O pior problema neste
ano foi o impacto nas fontes de alimentação desta espécie. As araras-azuis
comem a castanha de duas palmeiras, a Acuri e a Bocaiúva. Com a maioria destas
árvores queimadas, Guedes disse que o instituto terá que oferecer a alimentação
por cerca de um ano e meio.
"Já chorei muito,
mas acho que sou forte e resiliente igual as araras", afirmou. "A
gente vem numa batalha para salvar, às vezes, um indivíduo, um filhote. É muito
dolorido quando acontece essa destruição em um ambiente que é um verdadeiro
oásis."
"Mas tenho que
agir o máximo que posso. Como as araras só sabem gritar, eu quero levantar a
voz por elas. Porque sei que ajudando elas eu estou ajudando a biodiversidade e
as pessoas que vivem no local ou mesmo nas cidades."
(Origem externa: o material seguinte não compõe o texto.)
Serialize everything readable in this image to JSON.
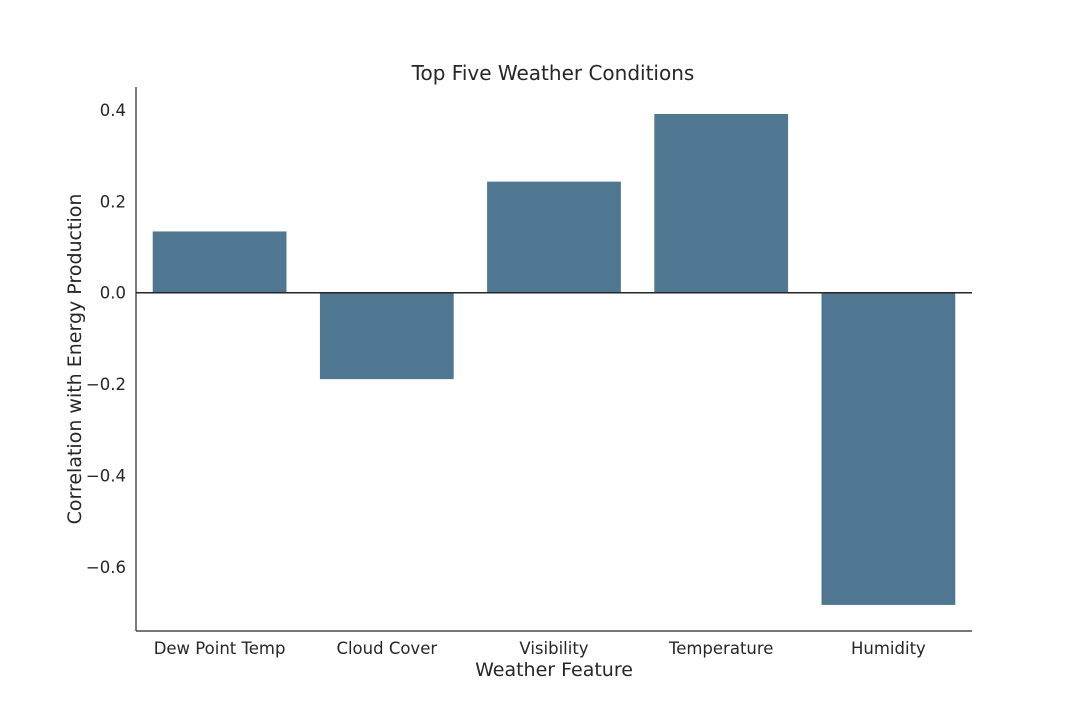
{
  "chart_data": {
    "type": "bar",
    "title": "Top Five Weather Conditions",
    "xlabel": "Weather Feature",
    "ylabel": "Correlation with Energy Production",
    "categories": [
      "Dew Point Temp",
      "Cloud Cover",
      "Visibility",
      "Temperature",
      "Humidity"
    ],
    "values": [
      0.134,
      -0.189,
      0.243,
      0.391,
      -0.683
    ],
    "ylim": [
      -0.74,
      0.45
    ],
    "yticks": [
      0.4,
      0.2,
      0.0,
      -0.2,
      -0.4,
      -0.6
    ],
    "ytick_labels": [
      "0.4",
      "0.2",
      "0.0",
      "−0.2",
      "−0.4",
      "−0.6"
    ],
    "bar_color": "#4f7791",
    "zero_line": true,
    "grid": false,
    "legend": "none"
  }
}
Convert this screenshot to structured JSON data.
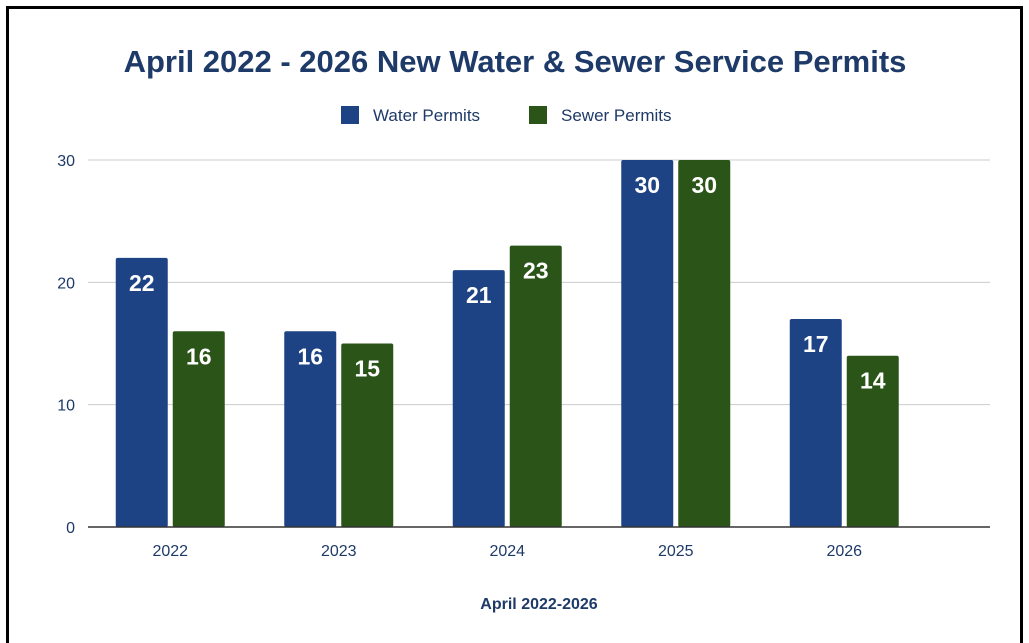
{
  "chart_data": {
    "type": "bar",
    "title": "April 2022 - 2026 New Water & Sewer Service Permits",
    "xlabel": "April 2022-2026",
    "ylabel": "",
    "categories": [
      "2022",
      "2023",
      "2024",
      "2025",
      "2026"
    ],
    "series": [
      {
        "name": "Water Permits",
        "values": [
          22,
          16,
          21,
          30,
          17
        ],
        "color": "#1e4384"
      },
      {
        "name": "Sewer Permits",
        "values": [
          16,
          15,
          23,
          30,
          14
        ],
        "color": "#2b5418"
      }
    ],
    "ylim": [
      0,
      30
    ],
    "yticks": [
      "0",
      "10",
      "20",
      "30"
    ],
    "grid": true,
    "legend_position": "top-center",
    "data_labels": true,
    "colors": {
      "title": "#1e3a68",
      "axis_text": "#1e3a68",
      "data_label": "#ffffff",
      "gridline": "#cccccc",
      "axis_line": "#333333"
    }
  }
}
• Sede desafia a região transpantaneira
Além do fogo, os
animais convivem com a sede e a desidratação. Uma análise do grupo de Resposta
a Animais em Desastres (GRAD-Brasill) e do Instituto Chico Mendes de
Conservação da Biodiversidade (ICMBio) constatou um quadro de falta de água em
diversos pontos da Transpantaneira, no Mato Grosso (MT).
O relatório, divulgado
em 6 de agosto, usou armadilhas fotográficas e monitoramento por helicóptero
para identificar possíveis fontes de água nas proximidades. O estudo mostrou
espécies endêmicas e ameaçadas de extinção como antas, macacos-prego-de-azara,
cervos-do-Pantanal, tamanduás-bandeiras e onças-pintadas disputando água em
locais com pouco líquido e muita lama.
"A gente propôs
fazer o fornecimento de água nesses pontos específicos onde tinha muitos
animais procurando água, ficando atolado na lama", disse Enderson Barreto,
médico-veterinário e diretor do GRAD-Brasil.
Em nota enviada à DW,
a Secretaria de Estado de Meio Ambiente de Mato Grosso (Sema) afirmou que
"monitora a Transpantaneira diariamente e até o momento não identificou a
necessidade de fazer a suplementação hídrica dos animais no local".
"A secretaria se
baseia em estudo técnico que evidencia que ao colocar água em locais mais
secos, neste período de fogo iminente, acaba criando possíveis armadilhas que
oferecem risco por serem áreas de maior probabilidade de incêndio florestal."
O Ministério Público
do Estado de Mato Grosso, que mediou uma reunião entre as duas visões
antagônicas, notificou à Sema "para que realize ações preventivas a fim de
minimizar os danos já suportados pela fauna silvestre local e garantir a sua
sobrevivência". Recomendou ainda o abastecimento de pontos sem água na
Transpantaneira.
"A situação está
alarmante e se agravando, e o governo do estado tem o entendimento de que não é
necessário fazer nenhum tipo de intervenção porque a seca é normal",
frisou o médico-veterinário e diretor do GRAD-Brasil. "A própria comunidade
local está ficando bem revoltada com a situação."